Dona Cidica
O "Véio" Machado era vivo ainda, quando aconteceu esse fato. Foi mais ou menos em 1976. Na época o "Véio" Machado e mais uns amigos tinham um grupo de folia de reis. E quando chegava no começo do mês de dezembro eles se reuniam, ali na Vila Alpina, Zona Leste de São Paulo, e saiam durante todo o mês, em cantoria, pelas casas do bairro. Umas vinte pessoas integravam esse grupo. Tinha tambor, Violino, viola, cavaquinho e mais um monte de instrumentos. Havia também três palhaços que representavam, exatamente, os três reis magos.
Essa farra ia até o dia 06 de janeiro, dia de Reis, quando então, com o dinheiro arrecadado nas cantorias, realizavam a festa de santo rei, onde se juntavam quase todos os moradores da região, e a festa rolava a noite inteira.
Quanta saudade. A maioria das ruas nem eram asfaltadas ainda. Daquele pessoal todo, poucos ainda estão vivos, e hoje, restam apenas histórias, como essa que vou contar agora.
Esse caso se desenrolou em um sábado, quase duas horas da madrugada. A cantoria vinha descendo a Rua das Campânulas, próximo ao largo da Vila Alpina, numa farra danada, quando encontraram o Paulinho da Dona Cidica.

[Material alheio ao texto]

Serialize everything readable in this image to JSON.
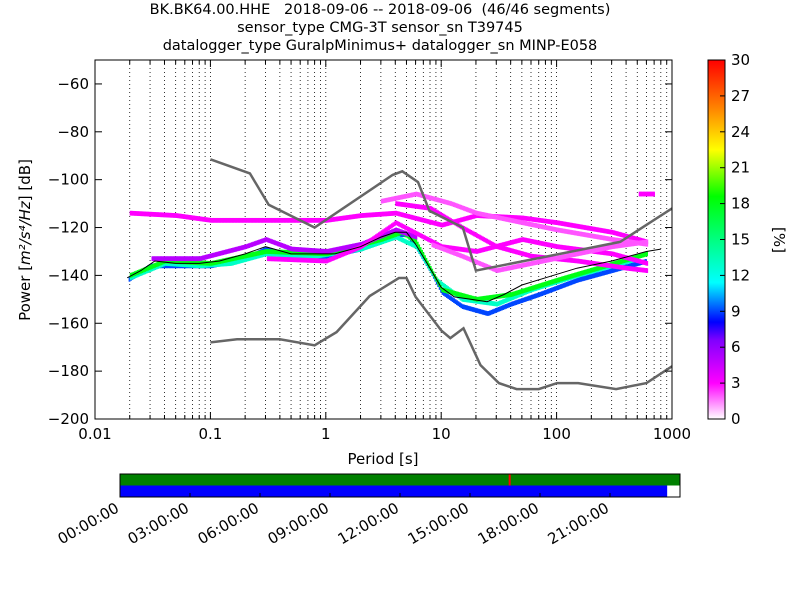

O Paulinho quando bebia era chato pra caramba, e dependendo da hora e do estado em que ele chegava em casa a Dona Cidica não abria a porta nem ferrando. Ele ficava do lado de fora fazendo um banzé danado, até que se cansava e ai, então, acabava por dormir ali mesmo no quintal, num puxadinho perto do poço d'água.

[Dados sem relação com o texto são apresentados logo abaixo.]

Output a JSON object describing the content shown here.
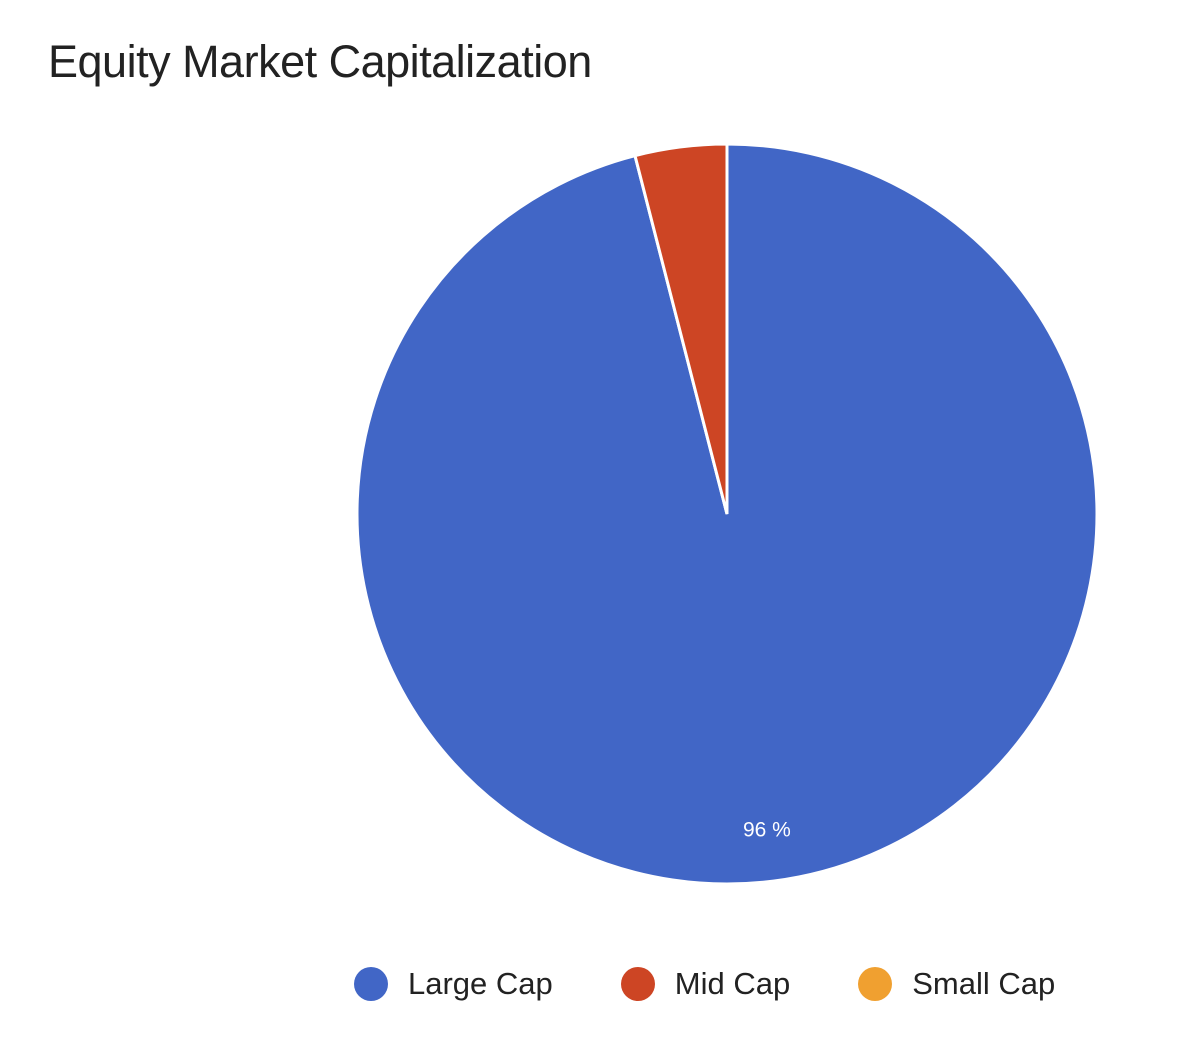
{
  "chart_data": {
    "type": "pie",
    "title": "Equity Market Capitalization",
    "slices": [
      {
        "label": "Large Cap",
        "value": 96,
        "color": "#4166c6"
      },
      {
        "label": "Mid Cap",
        "value": 4,
        "color": "#cd4524"
      },
      {
        "label": "Small Cap",
        "value": 0,
        "color": "#f0a030"
      }
    ],
    "data_labels": [
      "96 %"
    ],
    "legend": {
      "position": "bottom"
    }
  }
}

E com certeza naquele sábado, já há àquelas horas, e mamado do jeito que estava, era mais do que certo que a Dona Cidica não iria lhe abrir a porta. Foi ai então que lhe ocorreu uma idéia brilhantíssima. Aproveitou o embalo da folia de reis que vinha descendo em direção a sua casa e convidou o pessoal para ir até lá fazer uma cantoria. O "Véio" Machado não gostou muito não. Ele já sabia muito bem como a Dona Cidica era.

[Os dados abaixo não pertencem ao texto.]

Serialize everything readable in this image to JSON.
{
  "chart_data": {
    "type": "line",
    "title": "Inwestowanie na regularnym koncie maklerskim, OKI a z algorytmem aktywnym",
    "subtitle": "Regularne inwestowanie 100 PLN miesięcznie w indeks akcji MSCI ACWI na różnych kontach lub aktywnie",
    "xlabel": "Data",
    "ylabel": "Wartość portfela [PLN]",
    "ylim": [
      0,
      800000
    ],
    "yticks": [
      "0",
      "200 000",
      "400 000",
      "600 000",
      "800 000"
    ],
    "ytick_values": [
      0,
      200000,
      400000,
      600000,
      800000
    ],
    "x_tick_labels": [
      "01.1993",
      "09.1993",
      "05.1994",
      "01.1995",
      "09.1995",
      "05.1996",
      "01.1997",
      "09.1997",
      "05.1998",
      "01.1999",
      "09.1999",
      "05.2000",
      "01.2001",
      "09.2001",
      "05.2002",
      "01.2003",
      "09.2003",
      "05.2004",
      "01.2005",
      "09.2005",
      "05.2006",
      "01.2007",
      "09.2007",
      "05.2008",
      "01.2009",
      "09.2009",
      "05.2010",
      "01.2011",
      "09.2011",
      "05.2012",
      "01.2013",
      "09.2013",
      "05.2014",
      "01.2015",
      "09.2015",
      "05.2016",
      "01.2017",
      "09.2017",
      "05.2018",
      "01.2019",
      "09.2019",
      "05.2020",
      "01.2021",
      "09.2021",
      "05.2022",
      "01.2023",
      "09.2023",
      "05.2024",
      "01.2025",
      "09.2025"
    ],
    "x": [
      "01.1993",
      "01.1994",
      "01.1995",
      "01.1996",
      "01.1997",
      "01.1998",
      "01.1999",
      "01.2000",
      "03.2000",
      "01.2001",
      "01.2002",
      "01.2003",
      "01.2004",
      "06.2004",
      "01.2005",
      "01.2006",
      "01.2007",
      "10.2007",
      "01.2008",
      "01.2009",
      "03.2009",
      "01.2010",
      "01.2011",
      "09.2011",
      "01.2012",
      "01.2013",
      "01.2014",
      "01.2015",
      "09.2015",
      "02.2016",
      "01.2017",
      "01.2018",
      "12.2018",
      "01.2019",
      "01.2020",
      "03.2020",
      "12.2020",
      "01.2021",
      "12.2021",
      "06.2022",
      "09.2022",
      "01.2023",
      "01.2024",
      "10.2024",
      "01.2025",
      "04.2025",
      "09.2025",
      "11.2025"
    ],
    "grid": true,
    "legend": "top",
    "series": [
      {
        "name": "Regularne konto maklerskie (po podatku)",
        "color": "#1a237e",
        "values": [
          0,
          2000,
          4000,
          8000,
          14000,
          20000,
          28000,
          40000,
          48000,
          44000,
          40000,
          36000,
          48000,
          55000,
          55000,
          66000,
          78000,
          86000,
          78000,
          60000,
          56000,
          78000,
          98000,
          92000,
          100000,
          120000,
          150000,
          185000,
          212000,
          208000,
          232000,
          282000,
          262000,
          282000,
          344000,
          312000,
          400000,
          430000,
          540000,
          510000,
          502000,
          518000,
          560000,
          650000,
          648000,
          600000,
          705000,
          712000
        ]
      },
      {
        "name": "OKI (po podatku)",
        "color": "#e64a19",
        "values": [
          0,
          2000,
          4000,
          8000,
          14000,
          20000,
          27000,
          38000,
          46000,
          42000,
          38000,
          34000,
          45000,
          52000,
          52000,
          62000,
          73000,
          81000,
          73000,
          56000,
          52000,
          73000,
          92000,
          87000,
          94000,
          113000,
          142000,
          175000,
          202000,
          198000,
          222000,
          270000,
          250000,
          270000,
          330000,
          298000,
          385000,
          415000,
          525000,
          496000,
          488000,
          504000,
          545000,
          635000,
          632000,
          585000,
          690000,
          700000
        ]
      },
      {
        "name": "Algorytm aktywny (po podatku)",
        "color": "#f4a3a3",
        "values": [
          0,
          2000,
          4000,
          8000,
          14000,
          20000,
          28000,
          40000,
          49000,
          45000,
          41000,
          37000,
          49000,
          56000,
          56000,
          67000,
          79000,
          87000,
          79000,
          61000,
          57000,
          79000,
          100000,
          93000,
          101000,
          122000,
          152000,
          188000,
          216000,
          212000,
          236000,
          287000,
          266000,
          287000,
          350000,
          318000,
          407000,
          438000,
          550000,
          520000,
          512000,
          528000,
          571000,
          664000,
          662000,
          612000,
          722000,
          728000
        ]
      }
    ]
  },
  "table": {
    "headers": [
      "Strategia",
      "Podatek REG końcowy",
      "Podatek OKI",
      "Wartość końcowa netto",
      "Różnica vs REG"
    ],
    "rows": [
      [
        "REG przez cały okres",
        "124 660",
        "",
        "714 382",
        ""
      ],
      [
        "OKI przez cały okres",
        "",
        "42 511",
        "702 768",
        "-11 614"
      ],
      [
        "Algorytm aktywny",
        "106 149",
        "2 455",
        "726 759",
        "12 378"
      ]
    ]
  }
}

----Sê tem certeza que ela não vai acha ruim não?
----É claro que não! Inclusive ela mandou avisar que se o senhor não passar lá em casa, não precisa mais olhar na cara dela!
Na verdade o Paulinho estava era tentando arrumar um pretexto pra poder entrar em casa. Mesmo ressabiados resolveram ir até lá. Já foram chegando numa barulheira danada. Tambor, cavaquinho e mais um monte de instrumentos. E a aquela altura do campeonato todo mundo já muito louco de cachaça, e a molecada acompanhando faziam uma zoeira que só faltava acabar com o mundo.
O Paulinho morava em um sobradinho, destes em que a janela da parte de cima é voltada pra a rua, encostado à calçada. Assim que chegaram deram início ao canto de apresentação, pedindo a Dona da Casa para abrir a porta. Não demorou muito e a Dona Cidica apareceu lá em cima na janela, toda assustada e descabelada, com cara de quem tinha acordado àquela hora e já foi soltando os cachorros.
----Que palhaçada é essa? Duas horas da manhã e vocês com esse barulhão aqui debaixo da minha janela! Cambada de vagabundo!
Gritou lá de cima, soltando fogo pelas ventas. O Paulinho tentou dialogar.
----Ôooo... Benzinho é a folia de reis! Abre a porta pra nós entrar!
----Vá pra puta que pariu você e a folia de reis! Seu pinguço!
O "Véio" Machado pegou a bandeira de Santo Reis que estava com um dos meninos e repreendeu a Dona Cidica.
----Dona Cidica, eu lhe peço que respeite a bandeira de Santo Reis!
----Vá-te fodê você também! Enfia essa bandeira no rabo, seu cachaceiro! Espera ai que eu vou chamar a polícia e mandar prender todo mundo! Vão fazer barulho na puta que os pariu, seus cu de pinga!
O pessoal vendo que a Dona Cidica não estava para brincadeira, largaram o Paulinho ali discutindo com ela e foram cantar para outras bandas. E o “Véio” Machado jurou de pés juntos:
----“ Nem adianta o Paulinho Chamá nóis de novo, por que lá nóis num vai mais!”